Our second Namibia report comes from subscriber Emery Reynolds, who hunted buffalo in Niassa Reserve L7 with PH Paul Stones of Paul Stones Safaris (www.paulstonessa.co.za; +27-11-467-4444).

Writes Reynolds, “I have been hunting buffalo in Africa for 16 years, taking an annual trip to varied countries over that time. I will admit that my hunt on Mount Loosimingor last year was the most unique and memorable, but this Mozambique trip is the classic miombo woodland hunt that we all dream about.

“The L7 block is amazing. The game is as plentiful as I have ever experienced and the attitude of the guides and hunting company is positive towards the maintenance of the future of the area. You see everything from sable to buffalo in great numbers.
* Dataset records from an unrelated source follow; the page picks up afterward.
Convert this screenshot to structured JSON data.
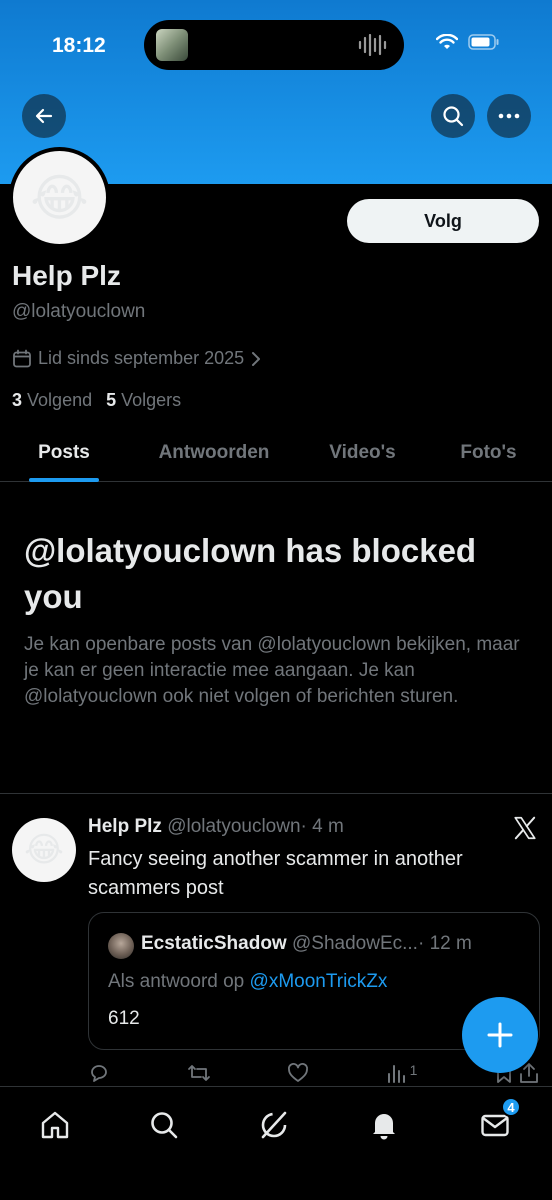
{
  "status_bar": {
    "time": "18:12"
  },
  "profile": {
    "avatar_emoji": "😂",
    "display_name": "Help Plz",
    "handle": "@lolatyouclown",
    "joined": "Lid sinds september 2025",
    "following_count": "3",
    "following_label": "Volgend",
    "followers_count": "5",
    "followers_label": "Volgers",
    "follow_button": "Volg"
  },
  "tabs": [
    {
      "label": "Posts",
      "active": true
    },
    {
      "label": "Antwoorden",
      "active": false
    },
    {
      "label": "Video's",
      "active": false
    },
    {
      "label": "Foto's",
      "active": false
    }
  ],
  "blocked": {
    "title": "@lolatyouclown has blocked you",
    "text": "Je kan openbare posts van @lolatyouclown bekijken, maar je kan er geen interactie mee aangaan. Je kan @lolatyouclown ook niet volgen of berichten sturen."
  },
  "post": {
    "avatar_emoji": "😂",
    "name": "Help Plz",
    "handle": "@lolatyouclown",
    "time": "· 4 m",
    "text": "Fancy seeing another scammer in another scammers post",
    "quote": {
      "name": "EcstaticShadow",
      "handle": "@ShadowEc...",
      "time": "· 12 m",
      "reply_prefix": "Als antwoord op",
      "reply_handle": "@xMoonTrickZx",
      "text": "612"
    },
    "views_count": "1"
  },
  "nav": {
    "messages_badge": "4"
  },
  "colors": {
    "accent": "#1d9bf0",
    "background": "#000000",
    "muted": "#71767b",
    "text": "#e7e9ea"
  }
}
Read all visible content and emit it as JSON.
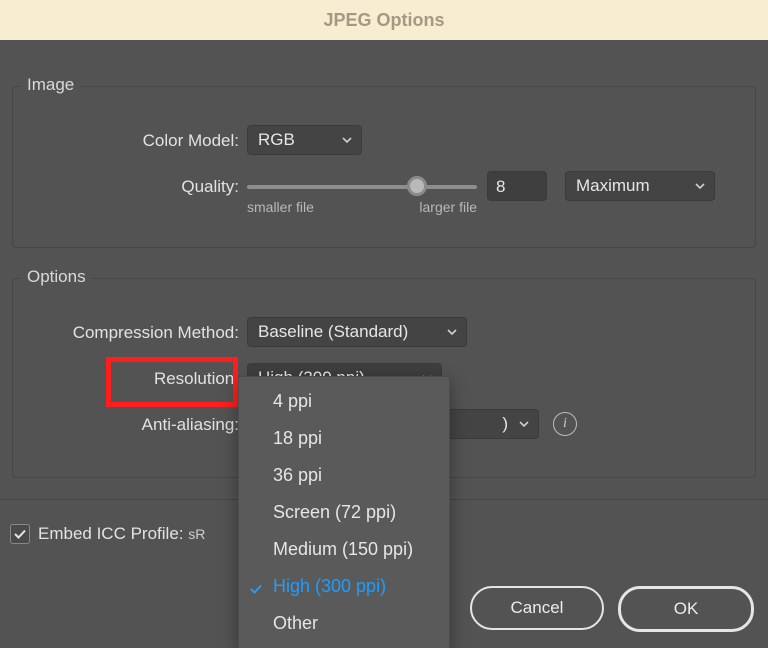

I took two old buffalo bulls, and saw many of their brothers. My best was a 41-inches, with several much larger than that being spotted. My hunting companion took hippo, crocodile, and buffalo (another great old bull) as well as a 44-in sable. I have never seen sable like these in my life, and I can’t imagine those in fenced ranches in South Africa are bigger.

“If you’re sensitive to tsetse flies, good luck, as they are many. If you can tolerate them, then this is one of the remaining really wild places in Africa. We saw elephant, lion, hyena, buffalo, waterbuck, sable, impala, duiker, hippo, crocodile, zebra, eland and Hartebeest multiple times each day.

“Paul Stones books most hunts at this concession, including my own. I have hunted with him for years, and his guidance, skill and ethics make him indispensable as a PH. He is dedicated to the conservation mission at L7, including the decision to disallow herd hunting. This will be welcome to those who have seen the opposite at work in many areas in Africa. L7 is managed by Luwire Conservation Group, and includes photographic/research and hunting blocks. There is over 200 miles of river front with water present year round. Former manager Derek Littleton is now dedicated exclusively to anti-poaching. John Nel is the new manager and Brian Johnson heads up the hunting component. The results of sound management are easy to see here.”